Al cabo de una hora divisó la Porta Maggiore, la puerta de mármol del acueducto por la cual la carretera 6 entraba en la ciudad. Roma parecía abandonada. Como espectros, los acontecimientos de aquella mañana fluían por las calles que recorría. Peor aún, se sintió obligado a atravesar la plaza de San Juan, aunque se desviaba de su camino. La cruzó despacio, yen dos ocasiones le detuvieron patrullas alemanas que entraban y salían de ella. Alguien había dejado un ramito de flores en el lugar donde había caído la mujer.
Guidi no sintió curiosidad acerca de la identidad de la mujer a la que habían asesinado los alemanes hasta el domingo por la tarde, cuando llamó a su despacho y lo preguntó. No disponían de información sobre ella, aparte de que su muerte parecía ser un desgraciado accidente. No contaban con ninguna descripción y no estaba claro quién había disparado ni por qué.
En via Paganini, la signora Carmela calentó el plato que había guardado para Francesca y se lo sirvió a su marido.
– Tendrá que conformarse con un bocadillo si viene ahora -comentó-. Intento cuidarla, pero no se deja. -Miró con cariño al profesor mientras éste sorbía la sopa-. Come, come; tienes que recuperar fuerzas después de todo lo que has pasado.
***
Bora estaba acostumbrado a la heterogénea población del hotel, a la que miró distraído mientras entraba en el vestíbulo. Siempre estaban los mismos en el bar, o arrellanados en butacas antes de subir a sus habitaciones. Apenas disimulada, se ejercía la prostitución, y todas las apariencias de decoro quedaban en nada cuando se oían las conversaciones entre los oficiales y las mujeres.
Se disponía a cruzar el vestíbulo para subir por las escaleras cuando reconoció a la señora Murphy, que estaba sentada en un silloncito con una expresión controlada de ansiedad en el rostro y las manos en el regazo. Su presencia en el hotel lo hizo enrojecer. Esperó un momento, sólo un momento… y, cuando la mujer le vio y se puso de pie, se apresuró a acercarse.
– Señora Murphy, ¿ocurre algo?
Ella pareció agradecer que el mayor no malinterpretase el motivo de su presencia allí.
– Mayor, tengo que pedirle un favor.

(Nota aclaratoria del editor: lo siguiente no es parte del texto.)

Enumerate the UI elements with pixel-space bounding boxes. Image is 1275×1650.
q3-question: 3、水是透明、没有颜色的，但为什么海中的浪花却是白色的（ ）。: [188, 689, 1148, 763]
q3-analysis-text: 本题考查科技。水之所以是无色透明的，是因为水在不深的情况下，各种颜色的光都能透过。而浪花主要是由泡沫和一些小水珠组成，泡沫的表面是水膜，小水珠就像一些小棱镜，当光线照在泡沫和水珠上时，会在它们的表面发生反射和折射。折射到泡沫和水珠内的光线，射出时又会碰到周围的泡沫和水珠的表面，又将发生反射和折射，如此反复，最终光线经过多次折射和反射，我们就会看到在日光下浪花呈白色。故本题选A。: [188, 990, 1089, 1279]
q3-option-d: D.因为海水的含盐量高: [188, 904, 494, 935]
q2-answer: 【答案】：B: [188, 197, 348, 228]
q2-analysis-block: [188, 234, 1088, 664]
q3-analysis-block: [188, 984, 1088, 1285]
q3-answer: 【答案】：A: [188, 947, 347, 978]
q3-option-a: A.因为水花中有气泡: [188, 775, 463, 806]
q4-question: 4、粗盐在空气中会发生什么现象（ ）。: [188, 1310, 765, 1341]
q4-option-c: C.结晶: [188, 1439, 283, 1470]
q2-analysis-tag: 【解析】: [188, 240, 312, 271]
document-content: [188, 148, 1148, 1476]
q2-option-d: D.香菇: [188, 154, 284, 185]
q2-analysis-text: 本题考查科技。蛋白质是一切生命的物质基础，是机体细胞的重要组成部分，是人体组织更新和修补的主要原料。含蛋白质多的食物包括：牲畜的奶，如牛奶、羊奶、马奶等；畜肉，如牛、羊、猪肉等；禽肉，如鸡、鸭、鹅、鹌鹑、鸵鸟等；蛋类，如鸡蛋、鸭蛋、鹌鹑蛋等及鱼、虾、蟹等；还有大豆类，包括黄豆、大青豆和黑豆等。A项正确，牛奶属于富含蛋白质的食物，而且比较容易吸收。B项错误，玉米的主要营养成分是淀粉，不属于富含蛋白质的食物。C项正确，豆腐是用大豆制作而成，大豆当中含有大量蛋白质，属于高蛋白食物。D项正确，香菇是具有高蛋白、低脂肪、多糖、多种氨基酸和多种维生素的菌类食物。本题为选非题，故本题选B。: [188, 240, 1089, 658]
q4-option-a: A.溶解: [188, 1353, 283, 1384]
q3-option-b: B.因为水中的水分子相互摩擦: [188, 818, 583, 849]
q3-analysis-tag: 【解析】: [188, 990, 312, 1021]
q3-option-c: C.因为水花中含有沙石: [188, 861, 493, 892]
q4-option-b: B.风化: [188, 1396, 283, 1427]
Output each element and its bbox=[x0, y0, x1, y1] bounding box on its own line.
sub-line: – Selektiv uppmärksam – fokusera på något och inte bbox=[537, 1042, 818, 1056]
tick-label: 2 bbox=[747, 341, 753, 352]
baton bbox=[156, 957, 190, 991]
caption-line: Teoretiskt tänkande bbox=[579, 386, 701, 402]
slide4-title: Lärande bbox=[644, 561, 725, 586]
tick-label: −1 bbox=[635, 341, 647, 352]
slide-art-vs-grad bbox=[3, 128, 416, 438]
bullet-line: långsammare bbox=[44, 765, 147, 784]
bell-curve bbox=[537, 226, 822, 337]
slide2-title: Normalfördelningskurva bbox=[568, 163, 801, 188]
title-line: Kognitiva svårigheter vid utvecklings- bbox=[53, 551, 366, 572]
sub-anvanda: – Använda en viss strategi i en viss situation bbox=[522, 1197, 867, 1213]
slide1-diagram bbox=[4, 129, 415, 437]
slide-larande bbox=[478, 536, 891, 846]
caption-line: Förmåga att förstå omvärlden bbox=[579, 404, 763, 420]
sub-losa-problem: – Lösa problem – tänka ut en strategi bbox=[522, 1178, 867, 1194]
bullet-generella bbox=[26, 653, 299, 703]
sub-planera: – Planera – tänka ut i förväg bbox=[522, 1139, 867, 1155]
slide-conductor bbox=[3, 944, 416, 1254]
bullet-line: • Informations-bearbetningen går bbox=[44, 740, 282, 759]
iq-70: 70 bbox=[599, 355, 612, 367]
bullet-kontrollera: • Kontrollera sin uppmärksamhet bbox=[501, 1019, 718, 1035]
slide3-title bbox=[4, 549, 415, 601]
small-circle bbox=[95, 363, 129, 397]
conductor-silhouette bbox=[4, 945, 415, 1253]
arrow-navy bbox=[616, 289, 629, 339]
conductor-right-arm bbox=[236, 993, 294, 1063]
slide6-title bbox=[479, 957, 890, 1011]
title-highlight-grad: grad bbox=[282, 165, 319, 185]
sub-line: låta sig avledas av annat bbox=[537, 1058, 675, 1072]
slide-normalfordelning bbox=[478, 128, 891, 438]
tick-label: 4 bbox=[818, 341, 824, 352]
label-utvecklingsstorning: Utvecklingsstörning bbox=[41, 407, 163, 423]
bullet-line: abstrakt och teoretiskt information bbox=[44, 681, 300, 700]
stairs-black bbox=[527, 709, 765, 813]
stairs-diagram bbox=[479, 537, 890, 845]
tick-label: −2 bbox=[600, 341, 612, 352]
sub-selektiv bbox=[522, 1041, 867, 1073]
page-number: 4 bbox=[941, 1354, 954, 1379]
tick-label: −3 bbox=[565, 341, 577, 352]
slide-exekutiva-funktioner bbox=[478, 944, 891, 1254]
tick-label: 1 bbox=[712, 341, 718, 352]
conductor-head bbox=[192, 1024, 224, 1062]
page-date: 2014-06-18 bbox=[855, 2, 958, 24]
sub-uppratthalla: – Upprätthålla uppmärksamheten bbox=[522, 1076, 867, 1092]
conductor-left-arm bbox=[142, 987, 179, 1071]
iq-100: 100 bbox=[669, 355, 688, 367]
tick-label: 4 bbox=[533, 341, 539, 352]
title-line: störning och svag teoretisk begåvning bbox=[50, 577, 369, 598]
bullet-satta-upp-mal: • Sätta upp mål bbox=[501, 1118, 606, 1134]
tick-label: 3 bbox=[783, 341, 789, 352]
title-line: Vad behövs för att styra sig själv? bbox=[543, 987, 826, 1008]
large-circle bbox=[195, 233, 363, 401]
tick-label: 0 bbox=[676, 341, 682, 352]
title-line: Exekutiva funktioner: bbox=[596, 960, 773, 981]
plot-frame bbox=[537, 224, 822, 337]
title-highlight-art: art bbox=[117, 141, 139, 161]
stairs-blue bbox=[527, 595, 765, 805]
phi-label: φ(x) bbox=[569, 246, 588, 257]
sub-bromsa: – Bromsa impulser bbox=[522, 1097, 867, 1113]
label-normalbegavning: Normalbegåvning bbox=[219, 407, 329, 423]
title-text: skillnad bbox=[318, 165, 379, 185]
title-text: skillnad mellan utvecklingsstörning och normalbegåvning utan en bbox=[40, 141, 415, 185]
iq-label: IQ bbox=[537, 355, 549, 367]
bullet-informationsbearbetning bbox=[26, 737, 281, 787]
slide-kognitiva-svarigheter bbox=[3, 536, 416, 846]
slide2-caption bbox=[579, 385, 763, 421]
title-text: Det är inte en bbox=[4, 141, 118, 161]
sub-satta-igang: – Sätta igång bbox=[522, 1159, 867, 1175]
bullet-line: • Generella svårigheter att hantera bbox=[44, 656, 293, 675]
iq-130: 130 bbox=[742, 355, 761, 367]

Fui a ver a su comandante hace unas horas, pero el ordenanza me dijo que no regresaría esta noche. Entonces recordé que el cardenal Borromeo había comentado que usted se alojaba aquí.
«¿Ah, sí? ¿Y por qué se lo dijo? ¿Por qué a ella precisamente?»
– Esto es muy embarazoso, la verdad. No debería haber venido.
– No, no, por favor. Dígame, ¿en qué puedo ayudarla? Ella intentó controlar su ansiedad, mientras alzaba apenas su hermoso rostro hacia él.
– Ni siquiera estoy segura de que pueda salir ahora. Llevo dos horas aquí. Ha pasado el toque de queda. Sería terrible si no pudiera…
Su angustia despertó la ternura de Bora, la urgente necesidad de protegerla y complacerla.
– No se preocupe, yo la acompañaré. De todos modos, es mejor que no hablemos aquí.